# Is it too late to get in the Pen Stand Contest?



## D.Oliver (Oct 10, 2015)

Here's a workstation that I came across in Shopnotes magazine a while ago.  It's been on my to do list for some time and I had wanted to get it done this Spring.  I guess I'm a couple seasons behind.:redface:  Anyways, if you interested I even made a youtube video (I didn't say a *good* video) of the build.


----------



## liljohn1368 (Oct 11, 2015)

Nice work.. And great video..


----------



## D.Oliver (Oct 11, 2015)

liljohn1368 said:


> Nice work.. And great video..


 
What?  A great video?  Oh man, I must have linked to someone else's channel....


----------



## lyonsacc (Oct 11, 2015)

The video is not bad at all, except the garage is way to clean, and I didn't see a lathe, or a pen.  That's a nice mitre saw. The workstation would be a handy thing to have around.   

Now you need to make a pen big enough for the stand!


----------



## SteveJ (Oct 11, 2015)

That must be one monster pen....

And a sweet video to go along with it.


----------



## stonepecker (Oct 11, 2015)

Very nice video.
Can you post the plans in the Library for the future?

I really like the yellow paint.  Makes it easy to keep the pieces sorted when in storage.


----------



## SDB777 (Oct 11, 2015)

Had to watch your video while the 'one-that-must-be-obeyed' was out of the room.....she'd expect to see the garage floor too!

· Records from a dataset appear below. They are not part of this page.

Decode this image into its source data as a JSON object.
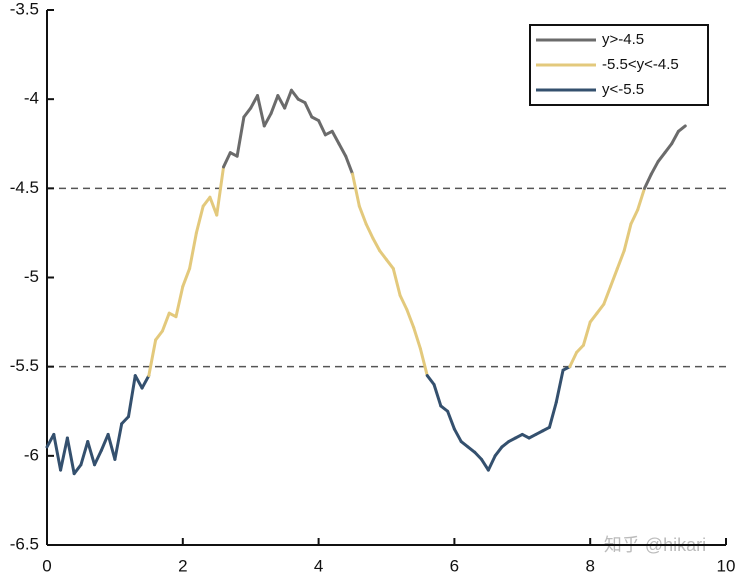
{
  "chart_data": {
    "type": "line",
    "x": [
      0,
      0.1,
      0.2,
      0.3,
      0.4,
      0.5,
      0.6,
      0.7,
      0.8,
      0.9,
      1,
      1.1,
      1.2,
      1.3,
      1.4,
      1.5,
      1.6,
      1.7,
      1.8,
      1.9,
      2,
      2.1,
      2.2,
      2.3,
      2.4,
      2.5,
      2.6,
      2.7,
      2.8,
      2.9,
      3,
      3.1,
      3.2,
      3.3,
      3.4,
      3.5,
      3.6,
      3.7,
      3.8,
      3.9,
      4,
      4.1,
      4.2,
      4.3,
      4.4,
      4.5,
      4.6,
      4.7,
      4.8,
      4.9,
      5,
      5.1,
      5.2,
      5.3,
      5.4,
      5.5,
      5.6,
      5.7,
      5.8,
      5.9,
      6,
      6.1,
      6.2,
      6.3,
      6.4,
      6.5,
      6.6,
      6.7,
      6.8,
      6.9,
      7,
      7.1,
      7.2,
      7.3,
      7.4,
      7.5,
      7.6,
      7.7,
      7.8,
      7.9,
      8,
      8.1,
      8.2,
      8.3,
      8.4,
      8.5,
      8.6,
      8.7,
      8.8,
      8.9,
      9,
      9.1,
      9.2,
      9.3,
      9.4
    ],
    "values": [
      -5.95,
      -5.88,
      -6.08,
      -5.9,
      -6.1,
      -6.05,
      -5.92,
      -6.05,
      -5.97,
      -5.88,
      -6.02,
      -5.82,
      -5.78,
      -5.55,
      -5.62,
      -5.55,
      -5.35,
      -5.3,
      -5.2,
      -5.22,
      -5.05,
      -4.95,
      -4.75,
      -4.6,
      -4.55,
      -4.65,
      -4.38,
      -4.3,
      -4.32,
      -4.1,
      -4.05,
      -3.98,
      -4.15,
      -4.08,
      -3.98,
      -4.05,
      -3.95,
      -4.0,
      -4.02,
      -4.1,
      -4.12,
      -4.2,
      -4.18,
      -4.25,
      -4.32,
      -4.42,
      -4.6,
      -4.7,
      -4.78,
      -4.85,
      -4.9,
      -4.95,
      -5.1,
      -5.18,
      -5.28,
      -5.4,
      -5.55,
      -5.6,
      -5.72,
      -5.75,
      -5.85,
      -5.92,
      -5.95,
      -5.98,
      -6.02,
      -6.08,
      -6.0,
      -5.95,
      -5.92,
      -5.9,
      -5.88,
      -5.9,
      -5.88,
      -5.86,
      -5.84,
      -5.7,
      -5.52,
      -5.5,
      -5.42,
      -5.38,
      -5.25,
      -5.2,
      -5.15,
      -5.05,
      -4.95,
      -4.85,
      -4.7,
      -4.62,
      -4.5,
      -4.42,
      -4.35,
      -4.3,
      -4.25,
      -4.18,
      -4.15
    ],
    "thresholds": [
      -4.5,
      -5.5
    ],
    "series": [
      {
        "name": "y>-4.5",
        "color": "#6b6b6b"
      },
      {
        "name": "-5.5<y<-4.5",
        "color": "#e3c97c"
      },
      {
        "name": "y<-5.5",
        "color": "#34506e"
      }
    ],
    "xlim": [
      0,
      10
    ],
    "xticks": [
      0,
      2,
      4,
      6,
      8,
      10
    ],
    "ylim": [
      -6.5,
      -3.5
    ],
    "yticks": [
      -6.5,
      -6,
      -5.5,
      -5,
      -4.5,
      -4,
      -3.5
    ],
    "legend": "upper right",
    "watermark": "知乎 @hikari"
  }
}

Scott (nice workflow-A+) B


----------



## csr67 (Oct 11, 2015)

Excellent video!  Thank you.


----------



## D.Oliver (Oct 11, 2015)

lyonsacc said:


> The video is not bad at all, except the garage is way to clean, and I didn't see a lathe, or a pen.  That's a nice mitre saw. The workstation would be a handy thing to have around.
> 
> Now you need to make a pen big enough for the stand!


 


SDB777 said:


> Had to watch your video while the 'one-that-must-be-obeyed' was out of the room.....she'd expect to see the garage floor too!
> 
> 
> Scott (nice workflow-A+) B


 
I'm not going to lie.  I did a little cleaning and sweeping before I turned the camera on.  And there's the shot behind the camera that you don't see.....:biggrin:


----------



## southernclay (Oct 11, 2015)

Pretty cool Derek, I watched the Christmas ornament one too which was good, better special effects with the cookie on that one....


----------



## D.Oliver (Oct 11, 2015)

Ah yes....the cookies.  I built a little catapult that I triggered via a string that was tied to my boot.  It threw cookies great, but you never knew which direction the cookie was going.  I think I had to throw like 10 of them before I got a shot that worked.


----------



## alankulwicki7 (Oct 11, 2015)

Who's the actor in the video? He must have been expensive to hire.


----------



## triw51 (Oct 13, 2015)

Thank you I enjoyed watching the video and I think you need more practice making those stands so my address is........


----------



## TurtleTom (Oct 13, 2015)

I've used this design before, it's almost as popular as the paper clip.   I believe it was invented by some genius working in a state sign shop.  There were thousands made as barriers, mostly temporary.  I sure would like to meet the man that invented it, but I'm sure he's no longer with us.  I've seen the design for 60 years on roadways around the country.


----------



## bobleibo (Oct 13, 2015)

Wow Derek, you have a lot of energy and move very fast. I'm tapping out, no way I could keep up but it sure was entertaining to watch.


----------



## southernclay (Oct 13, 2015)

D.Oliver said:


> Ah yes....the cookies.  I built a little catapult that I triggered via a string that was tied to my boot.  It threw cookies great, but you never knew which direction the cookie was going.  I think I had to throw like 10 of them before I got a shot that worked.


 

That's awesome! I thought you had gone over to Montana or Wyoming to find the nearest neighbor to help out :biggrin: One day I will build a catapult, never thought about a cookie catapult but not a bad place to start.

In all seriousness keep up the videos, I'm sure it takes a while but you never know who gets something out of your videos, I've learned so much on YouTube about so much random stuff.


----------